= Hazel Genn =

Dame Hazel Gillian Genn, DBE, KC (Hon), FBA (born 1949) is a leading authority on civil justice whose work has had a major influence on policy-makers around the world, and is a former Dean of the Faculty of Laws and Professor of Socio-Legal Studies at University College London.

==Public service==
Genn is a lay member of the Judicial Appointments Commission. She was formerly: a member of the Economic and Social Research Council, where she served as chair of the Research Grants Board; a member of the Committee on Standards in Public Life; chair of the Public Legal Education and Support (PLEAS) task force; chair of the Advisory Panel for research on Family Advice and Information for the Legal Services Commission; chair of main panel J of the Research Assessment Exercise 2008.

==Education and early career==
Genn is the daughter of Lionel and Dorothy Genn. She attended Minchenden Grammar School and studied for a joint degree in Sociology, Social Anthropology and Social Administration at the University of Hull. In 1972, she abandoned work towards an M.A. in Sociology and became a researcher, first at Cambridge Institute of Criminology (1972–74), then at the Oxford University Centre for Socio-Legal Studies (1974–1985) as a member of Wolfson College, Oxford, during which she also achieved her LLB.

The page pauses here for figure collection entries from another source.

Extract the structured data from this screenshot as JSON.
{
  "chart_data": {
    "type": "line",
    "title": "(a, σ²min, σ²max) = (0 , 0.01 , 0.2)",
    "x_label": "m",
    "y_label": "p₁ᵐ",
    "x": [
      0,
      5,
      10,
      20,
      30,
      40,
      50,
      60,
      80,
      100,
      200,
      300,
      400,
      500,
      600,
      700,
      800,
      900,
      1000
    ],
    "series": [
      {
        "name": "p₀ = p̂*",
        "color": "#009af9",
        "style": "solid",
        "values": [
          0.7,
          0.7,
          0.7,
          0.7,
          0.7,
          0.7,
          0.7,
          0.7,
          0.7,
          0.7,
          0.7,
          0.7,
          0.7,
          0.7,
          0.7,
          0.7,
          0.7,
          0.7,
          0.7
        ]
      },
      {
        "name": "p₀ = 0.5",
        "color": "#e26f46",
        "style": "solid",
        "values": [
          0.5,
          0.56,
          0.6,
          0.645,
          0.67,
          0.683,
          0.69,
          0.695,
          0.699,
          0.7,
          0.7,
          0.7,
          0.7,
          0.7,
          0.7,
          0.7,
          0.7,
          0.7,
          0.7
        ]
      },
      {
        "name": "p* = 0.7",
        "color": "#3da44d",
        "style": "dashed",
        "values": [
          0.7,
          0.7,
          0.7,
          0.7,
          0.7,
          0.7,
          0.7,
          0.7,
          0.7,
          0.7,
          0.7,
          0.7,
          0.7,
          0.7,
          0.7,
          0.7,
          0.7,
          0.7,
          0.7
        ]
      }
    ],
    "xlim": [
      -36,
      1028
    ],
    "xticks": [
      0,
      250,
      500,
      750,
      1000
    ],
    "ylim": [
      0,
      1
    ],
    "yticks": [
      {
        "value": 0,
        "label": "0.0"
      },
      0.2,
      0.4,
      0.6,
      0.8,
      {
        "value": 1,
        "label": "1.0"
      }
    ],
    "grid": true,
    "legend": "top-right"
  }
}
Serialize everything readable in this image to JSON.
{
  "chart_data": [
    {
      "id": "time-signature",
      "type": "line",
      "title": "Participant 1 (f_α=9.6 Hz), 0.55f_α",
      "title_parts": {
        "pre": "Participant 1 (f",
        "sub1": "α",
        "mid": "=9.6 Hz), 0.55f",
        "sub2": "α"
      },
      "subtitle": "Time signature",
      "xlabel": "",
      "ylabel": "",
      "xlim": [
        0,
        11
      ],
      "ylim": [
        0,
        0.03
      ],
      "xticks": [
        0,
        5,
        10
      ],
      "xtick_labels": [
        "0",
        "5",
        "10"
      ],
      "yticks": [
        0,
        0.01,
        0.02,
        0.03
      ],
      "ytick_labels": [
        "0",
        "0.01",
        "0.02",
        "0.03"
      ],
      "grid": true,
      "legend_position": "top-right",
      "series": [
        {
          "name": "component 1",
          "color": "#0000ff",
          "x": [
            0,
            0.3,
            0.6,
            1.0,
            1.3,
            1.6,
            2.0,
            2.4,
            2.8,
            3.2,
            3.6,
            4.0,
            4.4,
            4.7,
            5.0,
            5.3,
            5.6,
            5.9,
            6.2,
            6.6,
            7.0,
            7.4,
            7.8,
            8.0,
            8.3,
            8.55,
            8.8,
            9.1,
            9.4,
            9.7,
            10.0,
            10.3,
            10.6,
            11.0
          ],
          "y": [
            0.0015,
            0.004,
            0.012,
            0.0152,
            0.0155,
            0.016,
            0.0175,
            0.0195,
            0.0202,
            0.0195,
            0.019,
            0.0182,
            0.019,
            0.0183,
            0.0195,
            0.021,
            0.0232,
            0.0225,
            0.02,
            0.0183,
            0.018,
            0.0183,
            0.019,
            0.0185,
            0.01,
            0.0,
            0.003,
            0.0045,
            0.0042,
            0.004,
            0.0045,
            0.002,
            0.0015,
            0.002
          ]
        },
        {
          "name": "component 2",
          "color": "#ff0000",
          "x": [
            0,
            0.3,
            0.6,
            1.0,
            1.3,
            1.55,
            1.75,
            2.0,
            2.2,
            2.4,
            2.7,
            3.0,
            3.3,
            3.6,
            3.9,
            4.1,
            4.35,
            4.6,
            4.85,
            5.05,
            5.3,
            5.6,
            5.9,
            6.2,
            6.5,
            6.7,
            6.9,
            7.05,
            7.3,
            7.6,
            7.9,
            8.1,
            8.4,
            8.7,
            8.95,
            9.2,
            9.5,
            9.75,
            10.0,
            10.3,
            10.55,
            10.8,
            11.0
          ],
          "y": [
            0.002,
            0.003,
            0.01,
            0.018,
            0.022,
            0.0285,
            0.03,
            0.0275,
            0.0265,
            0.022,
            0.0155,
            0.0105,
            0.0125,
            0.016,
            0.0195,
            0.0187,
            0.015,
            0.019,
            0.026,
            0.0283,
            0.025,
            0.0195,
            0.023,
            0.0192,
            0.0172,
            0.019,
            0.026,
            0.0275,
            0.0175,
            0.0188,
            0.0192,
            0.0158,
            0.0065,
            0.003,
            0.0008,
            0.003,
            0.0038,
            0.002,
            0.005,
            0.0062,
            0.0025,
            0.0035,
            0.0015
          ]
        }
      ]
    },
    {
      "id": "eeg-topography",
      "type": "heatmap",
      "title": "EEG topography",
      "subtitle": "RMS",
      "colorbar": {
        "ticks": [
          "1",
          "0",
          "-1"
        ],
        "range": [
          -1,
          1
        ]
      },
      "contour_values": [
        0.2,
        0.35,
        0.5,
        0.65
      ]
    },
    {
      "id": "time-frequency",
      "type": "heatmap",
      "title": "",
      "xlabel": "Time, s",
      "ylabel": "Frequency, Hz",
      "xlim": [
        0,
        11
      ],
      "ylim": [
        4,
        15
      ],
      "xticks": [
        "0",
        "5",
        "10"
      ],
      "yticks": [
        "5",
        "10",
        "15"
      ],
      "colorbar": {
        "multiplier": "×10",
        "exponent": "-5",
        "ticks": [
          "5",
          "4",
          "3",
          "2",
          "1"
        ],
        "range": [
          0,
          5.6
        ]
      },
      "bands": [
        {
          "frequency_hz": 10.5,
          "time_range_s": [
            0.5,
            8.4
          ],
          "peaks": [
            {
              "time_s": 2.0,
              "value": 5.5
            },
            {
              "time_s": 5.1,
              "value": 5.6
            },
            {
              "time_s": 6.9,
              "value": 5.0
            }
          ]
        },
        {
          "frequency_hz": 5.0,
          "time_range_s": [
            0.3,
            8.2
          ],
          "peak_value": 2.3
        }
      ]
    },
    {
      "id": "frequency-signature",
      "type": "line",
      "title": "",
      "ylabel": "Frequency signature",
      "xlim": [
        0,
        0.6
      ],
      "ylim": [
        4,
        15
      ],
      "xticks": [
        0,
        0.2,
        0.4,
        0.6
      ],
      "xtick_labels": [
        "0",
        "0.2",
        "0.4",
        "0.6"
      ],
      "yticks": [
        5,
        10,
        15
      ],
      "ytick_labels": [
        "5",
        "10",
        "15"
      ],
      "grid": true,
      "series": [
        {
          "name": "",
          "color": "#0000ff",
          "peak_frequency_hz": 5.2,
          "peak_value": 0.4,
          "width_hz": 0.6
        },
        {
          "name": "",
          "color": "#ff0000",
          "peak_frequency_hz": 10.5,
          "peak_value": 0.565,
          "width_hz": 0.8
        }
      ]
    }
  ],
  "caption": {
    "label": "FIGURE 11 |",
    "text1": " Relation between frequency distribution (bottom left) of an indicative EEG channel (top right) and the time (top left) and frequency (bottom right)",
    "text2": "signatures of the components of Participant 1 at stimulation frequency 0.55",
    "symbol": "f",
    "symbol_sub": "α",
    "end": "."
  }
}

She joined the Law Department at Queen Mary College, University of London in 1985, and became Professor and Head of Department in 1991. In 1994 she went to work at University College London, where she has remained.

==Honours==
Genn was created a Dame Commander of the Order of the British Empire (DBE) on 17 June 2006, elevated from Commander of the Order of the British Empire (CBE). She was awarded honorary fellowship of Queen Mary in 2004, and the honorary degree of Doctor of Laws by the University of Edinburgh in 2004, and by the University of Leicester on 13 July 2007. She was appointed an honorary Queen's Counsel in 2006. In 2011 Dame Hazel became a patron of the Aberdeen Law Project.